Lighter fare follows this travesty. Though McAdams is still denied her right to wreak havoc on the space-time continuum, she does get to flirt heavily with a baby-faced Domhnall Gleeson in Richard Curtis' genre rom-com, About Time. Gleeson's Tim is a bumbling romantic who uses his ability to slink through dimensions like some ginger-haired time bandit, but he learns lessons along the way, realizing that the more he tries to change his life instead of just enjoying it, the worse things seem to become. He's guided by his father (a woefully underappreciated Bill Nighy) as only the men in his bloodline have this ability. So again, though their romance is charmingly sweet, McAdams is still pigeonholed into the role of a romantic interest. Worse, here she's not even aware of her true love's supernatural abilities, which means her fairly common desire to have another child with her husband puts him in a devastating position. You almost resent her for it, before the film drops its final message: to enjoy the present and remember the past.
Technically, McAdams stars in another alternate-universe traversing movie, Marvel's Doctor Strange, though she pops up so infrequently we're not sure it deserves much time here. Despite her best efforts, McAdams once again plays a one-note romantic sidekick to Benedict Cumberbatch's Stephen Strange, an egotistical neurosurgeon who's imbued with mystical powers after a devastating accident.
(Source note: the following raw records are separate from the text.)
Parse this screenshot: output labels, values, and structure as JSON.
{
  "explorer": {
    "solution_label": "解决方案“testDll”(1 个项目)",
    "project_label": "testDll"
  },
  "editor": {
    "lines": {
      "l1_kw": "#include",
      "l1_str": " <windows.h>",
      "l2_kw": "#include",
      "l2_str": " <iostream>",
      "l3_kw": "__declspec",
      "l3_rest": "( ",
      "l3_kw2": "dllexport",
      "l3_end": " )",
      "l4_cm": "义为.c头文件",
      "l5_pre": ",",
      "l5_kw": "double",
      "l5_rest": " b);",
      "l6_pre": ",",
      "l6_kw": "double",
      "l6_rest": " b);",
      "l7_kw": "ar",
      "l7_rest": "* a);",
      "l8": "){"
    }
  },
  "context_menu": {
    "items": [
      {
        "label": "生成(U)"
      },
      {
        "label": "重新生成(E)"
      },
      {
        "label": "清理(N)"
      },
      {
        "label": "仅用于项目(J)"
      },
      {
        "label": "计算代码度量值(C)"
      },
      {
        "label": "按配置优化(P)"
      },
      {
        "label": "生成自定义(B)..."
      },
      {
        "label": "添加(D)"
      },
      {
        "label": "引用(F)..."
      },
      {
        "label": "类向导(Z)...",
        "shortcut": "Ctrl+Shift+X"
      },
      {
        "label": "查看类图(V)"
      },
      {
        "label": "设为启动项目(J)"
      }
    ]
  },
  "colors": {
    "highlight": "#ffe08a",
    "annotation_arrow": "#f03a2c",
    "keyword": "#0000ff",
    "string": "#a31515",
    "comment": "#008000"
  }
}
Her character, a fellow surgeon named Christine Palmer, entertains Strange's worst personality defects, attempting to help him in his recovery, agreeing to perform emergency surgery on his physical body while his corporeal form barks orders at her, rolling with the mindf*** that is her ex-lover's new gig as the Sorcerer Supreme – which sounds more like a Taco Bell special than anything else.
In all of these films, McAdams is never once afforded the ability to stretch her science fiction limits by traversing the plane of time and space herself. Instead, she's an ex-girlfriend, a future wife, a love interest, a cheating fiancé whose life revolves around a man gifted that ability for suspiciously vague reasons.
Why is that? Why won't the world let Rachel McAdams time travel?
Is the risk too great? Say she accidentally ran into a past version of herself, sparking a paradoxical event. Would the world implode on itself? Would all romance movies from the beginning of time cease to exist? Would we never get to hear the Icelandic jingle "Ja Ja Ding Dong?"
Maybe. But it's possible a time-traveling McAdams could be the hero we need in these dark times.
Imagine, if you will, Rachel McAdams journeying through the wormhole to prevent societal tragedies – World War II, the final season of Game of Thrones, the current pandemic, the discourse surrounding the Cats butthole cut. How much better would our current timeline be if Rachel McAdams were just allowed to surf the dimensions like a laws-of-physics-defying Johnny Tsunami?
We need that alternate universe, and we need it now.